July 21: SUMMARY: Paying respects

Let’s begin by saying the name of each woman who was hanged this week.

Rebecca Nurse

Sarah Good

Sarah Wilds

Elizabeth How

Susannah Martin

These were real women. A beloved grandmother. A hot-tempered beggar. An aging beauty queen. A bewildered neighbor lady. An outspoken rebel. Is there someone in your life who could be described like this?

Rebecca Nurse’s story took center stage this month, and shows what a runaway train the trials were. She was a beloved grandmother, a long-time church member, and 39 people had signed a petition on her behalf. But she was tried and found guilty because she was too hard-of-hearing to answer a question. Then she was ex-communicated by the church. The Governor gave her a reprieve, but several days later an unidentified man talked him into revoking it. And then she was hanged.

The resistance continues to gather steam. Another judge has begun to feel troubled, and twelve people have spoken up for one of the women who was hanged. These join another judge and a deputy who quit, the 39 people supporting Rebecca Nurse, and a group of Puritan ministers asking the court to slow down and be careful.

Unfortunately the Governor is distracted by a more exciting matter: He’s preparing a large expedition of soldiers to fight in Maine, and he’s decided to lead the expedition himself. Making arrangements is taking all of his time and attention, so he’s letting his second-in-command, Chief Justice William Stoughton, manage the trial. He’s powerful, opinionated, and driven to roust and destroy every witch in Massachusetts. Now more than 70 people are in prison, three people have died there, and six have been hanged.

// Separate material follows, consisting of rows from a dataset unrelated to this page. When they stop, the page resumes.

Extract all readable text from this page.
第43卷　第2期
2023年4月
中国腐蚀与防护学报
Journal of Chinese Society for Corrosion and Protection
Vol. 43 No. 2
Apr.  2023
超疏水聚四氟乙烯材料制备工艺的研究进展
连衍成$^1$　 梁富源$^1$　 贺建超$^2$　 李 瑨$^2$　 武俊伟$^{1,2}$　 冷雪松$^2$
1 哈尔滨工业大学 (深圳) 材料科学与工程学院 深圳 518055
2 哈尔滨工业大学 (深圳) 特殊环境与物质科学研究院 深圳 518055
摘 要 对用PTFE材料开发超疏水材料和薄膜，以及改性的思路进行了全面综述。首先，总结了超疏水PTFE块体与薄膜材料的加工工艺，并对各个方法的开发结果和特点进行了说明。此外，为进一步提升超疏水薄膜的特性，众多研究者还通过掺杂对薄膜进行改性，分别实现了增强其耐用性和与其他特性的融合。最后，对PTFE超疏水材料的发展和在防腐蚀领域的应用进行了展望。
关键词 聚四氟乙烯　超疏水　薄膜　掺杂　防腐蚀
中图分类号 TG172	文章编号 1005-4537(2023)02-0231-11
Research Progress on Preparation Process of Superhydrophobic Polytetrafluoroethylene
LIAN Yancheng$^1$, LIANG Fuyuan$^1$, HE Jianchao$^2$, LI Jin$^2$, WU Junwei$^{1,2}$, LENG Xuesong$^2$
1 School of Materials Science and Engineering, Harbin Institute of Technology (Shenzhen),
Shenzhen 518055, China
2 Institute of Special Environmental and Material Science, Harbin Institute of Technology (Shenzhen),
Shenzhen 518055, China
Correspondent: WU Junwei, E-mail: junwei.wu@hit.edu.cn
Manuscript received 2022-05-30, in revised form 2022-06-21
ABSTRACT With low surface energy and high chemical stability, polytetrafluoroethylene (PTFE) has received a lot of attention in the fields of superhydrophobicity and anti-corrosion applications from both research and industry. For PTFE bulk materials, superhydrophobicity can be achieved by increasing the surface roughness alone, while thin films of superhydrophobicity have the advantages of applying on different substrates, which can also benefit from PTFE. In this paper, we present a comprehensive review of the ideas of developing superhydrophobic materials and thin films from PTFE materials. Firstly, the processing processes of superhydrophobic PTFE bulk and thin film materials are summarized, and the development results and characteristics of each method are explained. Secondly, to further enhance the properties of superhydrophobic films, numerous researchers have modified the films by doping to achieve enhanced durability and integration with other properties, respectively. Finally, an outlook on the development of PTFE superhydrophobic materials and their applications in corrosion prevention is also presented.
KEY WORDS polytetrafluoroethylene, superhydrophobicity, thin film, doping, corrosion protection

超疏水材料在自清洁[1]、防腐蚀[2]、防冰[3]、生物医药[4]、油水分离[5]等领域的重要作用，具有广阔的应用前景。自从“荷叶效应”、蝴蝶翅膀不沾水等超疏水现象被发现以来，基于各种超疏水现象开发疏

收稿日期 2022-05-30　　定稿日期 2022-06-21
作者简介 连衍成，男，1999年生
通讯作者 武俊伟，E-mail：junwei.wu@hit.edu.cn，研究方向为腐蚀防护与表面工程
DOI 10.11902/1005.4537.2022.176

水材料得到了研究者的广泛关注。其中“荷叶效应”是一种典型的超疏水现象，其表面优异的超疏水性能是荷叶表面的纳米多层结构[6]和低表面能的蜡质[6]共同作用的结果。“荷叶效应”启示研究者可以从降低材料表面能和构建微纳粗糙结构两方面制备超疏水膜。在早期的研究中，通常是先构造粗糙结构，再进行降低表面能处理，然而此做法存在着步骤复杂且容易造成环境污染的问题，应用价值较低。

WHO’S BEEN HANGED FOR WITCHCRAFT:


WHO’S BEEN TRIED AND SENTENCED:

(We’re between trials right now, though the local magistrates continue to hold examinations.)


WHO’S DIED IN PRISON:

  • Mercy Good – the beggar Sarah Good’s 6-month-old baby, who died on May 26, probably of malnutrition.
  • Sarah Osborne – a sickly woman who died on May 10, probably of typhus. She was one of the first to be arrested; a scandal-ridden woman who’d married her servant and was trying to take her sons’ inheritance.
  • Roger Toothaker – a fortuneteller who died on June 16 of “natural causes,” according to the coroner’s jury.